By KATHLEEN LaCAMERA
PITTSBURGH -- An Asian
bishop said here that world Methodism is even more inclusive than
The United Methodist Church, which met here in legislative session
from April 27 to May 7, 2004.
Bishop Dr Solomon and Mr Lim, Singapore's delegates at the
United Methodist General Conference. -- UMNS picture.
Bishop Dr Robert Solomon, Bishop of The Methodist Church in Singapore, spoke at the United Methodist General Conference, which represents 10 million members in the United States, Europe, Africa and the Philippines. He was representing his church, together with Mr Lim Soo Chin, his General Conference Secretary, at the United Methodist General Conference.
World Methodism, he said, incorporates close to 76 million members and this community represents a resource often overlooked. The challenge, he said, is that of knowing how to act as a truly global church with a global voice that takes account of the specific cultural and historical realities of the entire Methodist community.
Bishop Dr Solomon took his own church as an example: Methodists in Singapore, he said, live with an increasing anxiety about economic growth, terrorism and ethnic diversity. These issues are not unique to Singapore.
The Methodist Church in Singapore -- a denomination in its own right -- has an important presence in the world, he said.

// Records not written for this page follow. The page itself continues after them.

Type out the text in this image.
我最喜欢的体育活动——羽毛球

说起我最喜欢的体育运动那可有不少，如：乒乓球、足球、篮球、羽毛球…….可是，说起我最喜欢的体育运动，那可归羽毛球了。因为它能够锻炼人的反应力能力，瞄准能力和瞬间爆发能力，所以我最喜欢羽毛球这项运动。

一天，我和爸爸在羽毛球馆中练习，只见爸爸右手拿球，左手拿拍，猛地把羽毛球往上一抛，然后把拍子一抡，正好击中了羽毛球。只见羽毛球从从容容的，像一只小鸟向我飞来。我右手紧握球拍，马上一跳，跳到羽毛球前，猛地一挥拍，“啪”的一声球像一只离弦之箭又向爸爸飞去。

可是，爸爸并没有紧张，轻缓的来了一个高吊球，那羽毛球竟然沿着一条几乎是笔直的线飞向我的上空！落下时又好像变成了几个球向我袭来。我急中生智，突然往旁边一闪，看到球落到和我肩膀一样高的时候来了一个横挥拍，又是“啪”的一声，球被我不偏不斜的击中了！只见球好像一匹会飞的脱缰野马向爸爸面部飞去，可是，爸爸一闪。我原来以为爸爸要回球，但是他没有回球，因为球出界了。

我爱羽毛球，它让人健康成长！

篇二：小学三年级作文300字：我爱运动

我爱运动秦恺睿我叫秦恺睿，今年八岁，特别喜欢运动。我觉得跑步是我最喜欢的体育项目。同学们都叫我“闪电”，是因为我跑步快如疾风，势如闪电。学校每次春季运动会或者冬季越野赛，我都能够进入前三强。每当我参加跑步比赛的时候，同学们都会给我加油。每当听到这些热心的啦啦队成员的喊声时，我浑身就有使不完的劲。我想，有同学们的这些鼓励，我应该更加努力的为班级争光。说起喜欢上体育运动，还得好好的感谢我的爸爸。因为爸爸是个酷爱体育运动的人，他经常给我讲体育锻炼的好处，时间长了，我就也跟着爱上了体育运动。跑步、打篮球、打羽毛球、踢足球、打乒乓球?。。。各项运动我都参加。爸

It creates schools and institutions of higher education, provides services for an aging population, and supports families and children.
Congregations there have tripled their membership since 1976. They work in mission partnerships with Thailand, Nepal, China, Vietnam and Cambodia.
The Methodist family exemplifies the global church, he said, with its unrecognised "hidden resources" -- theologians, speakers, evangelists. They are people with stories to tell who are not likely to ever attend a United Methodist General Conference.
Looking around at the 4,000 other Methodists gathered at the 2004 General Conference, Bishop Dr Solomon thinks the huge challenges facing the Methodist family worldwide necessitate a truly global gathering with true equity of voices.
"They are not here our picture of the global church will become more accurate, more realistic when we have that kind of forum," he said.
While people from around the world have come to Pittsburgh for the 2004 General Conference, most from outside the United States say that issues discussed here primarily reflect a US perspective. "If we had the General Conference in Singapore every time, I'm sure we would do the same," said Bishop Dr Solomon.
But that does not negate the need for a truly global arena. It is a challenge worth undertaking because the stakes are so high and our common desire to live faithfully in an increasingly complex world is so great, he said, adding:
"This is where the global church is important. None of us can speak on these issues on our own." -- General Board of Global Ministries, The United Methodist Church.